Элен не стала ждать ответа Адама. Она убежала от двери, зная,
«Если человек живет так одиноко, как я, то начинает выцветать и постепенно перестает быть человеком, — думала она. — Если ты хочешь существовать, то нуждаешься в том, чтобы тебя видели другие люди, глаза которых отражают тебя так же, как зеркало отражает лучи света. Без этого отражения ты становишься огоньком, блуждающим в сумерках на краю болота».
На следующий день Адам пришел к Рэндоллам. В последнее время его упорная работа начала давать плоды. Полдюжины мебельных магазинов, разбросанных по всей Англии, теперь регулярно заказывали у него столы, стулья, кровати, комоды из красивого твердого дерева. Обретя уверенность в себе, он начал разрабатывать собственный стиль: витые подлокотники кресел, тонкие решетки на крышках комодов, цветная фанеровка. Во время поездок он видел, как сильно в последнее время изменился мир за пределами Торн-Фена, и понимал, что в этом изменившемся мире плотник может не скрывать, что он любит дочку приходского священника.
Адам открыл счет в банке и начал переводить туда заработанные деньги. Он хотел открыть собственную мастерскую с несколькими жилыми комнатами при ней, а потом сделать предложение Элен Фергюсон. Адаму хотелось немедленно увезти ее из Торп-Фена, но он знал, что нужно подождать. Нельзя было требовать от такой чувствительной, хорошо воспитанной девушки, чтобы она разделила с ним бродячую жизнь. Адам вспомнил череду ужасных пансионов и дешевых гостиниц, в которых ночевал. Время от времени он даже спал, как прежде, под забором, если оказывался ночью в деревне. Это его не пугало — он всегда любил ночевать под открытым небом, но такое существование было не для Элен. Он понял, что пришла пора найти постоянную работу и где-то бросить якорь.

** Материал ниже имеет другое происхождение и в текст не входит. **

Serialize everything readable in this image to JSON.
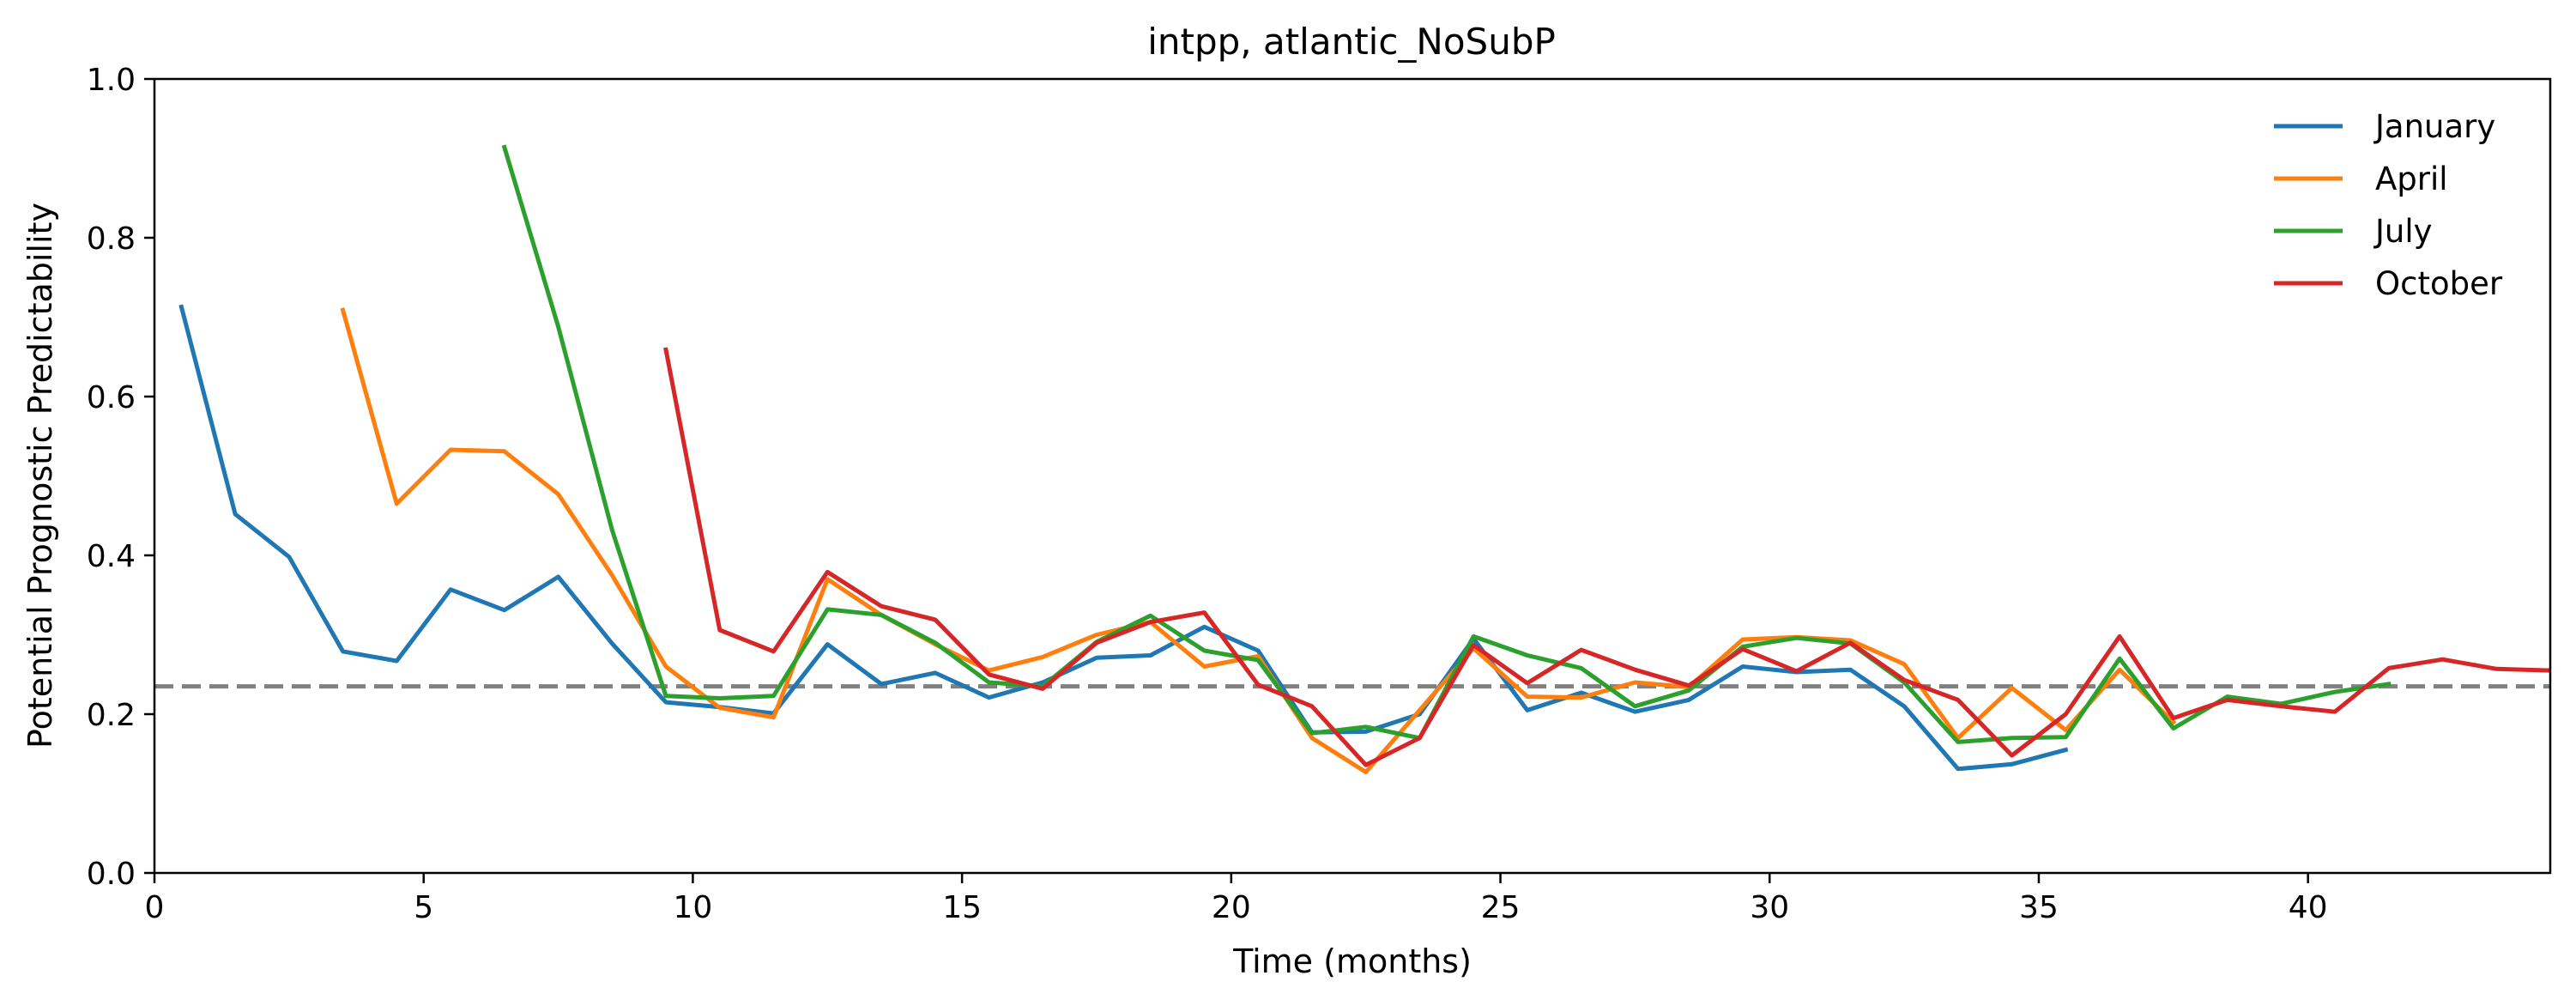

Сцена, разыгравшаяся вчера в доме священника, сильно расстроила Адама, но не изменила его намерения жениться на Элен. Он помнил свой ответ на обвинения Джулиуса Фергюсона: «Сэр, я не считаю себя достойным Элен. Именно поэтому я уехал из Торп-Фена. Но я буду работать день и ночь не покладая рук, чтобы стать достойным ее». За двадцать четыре часа, прошедшие с тех пор как Хейхоу покинул Фергюсонов, его решимость только удвоилась. Он вышел из дома священника через парадную дверь, а не через черный ход, предназначенный для слуг. Этот выбор был сознательным. Не будь Джулиус Фергюсон на двадцать лет старше его, Адам не посмотрел бы, что перед ним слуга Господа, и двинул бы ему как следует.
После обеда, когда Сэмюэл захрапел в кресле, Сьюзен Рэндолл позвала Адама на кухню. Она мыла посуду, он вытирал.
— Знаешь, Адам, мы решили уехать из деревни. Как только продадим ферму.
Адам кивнул:
— У меня был
разговор с Сэмом. Он сказал, что времена настали тяжелые.Хейхоу посмотрел на усталое, осунувшееся лицо Сьюзен и подумал, что Рэндоллам нужно уехать отсюда как можно скорее.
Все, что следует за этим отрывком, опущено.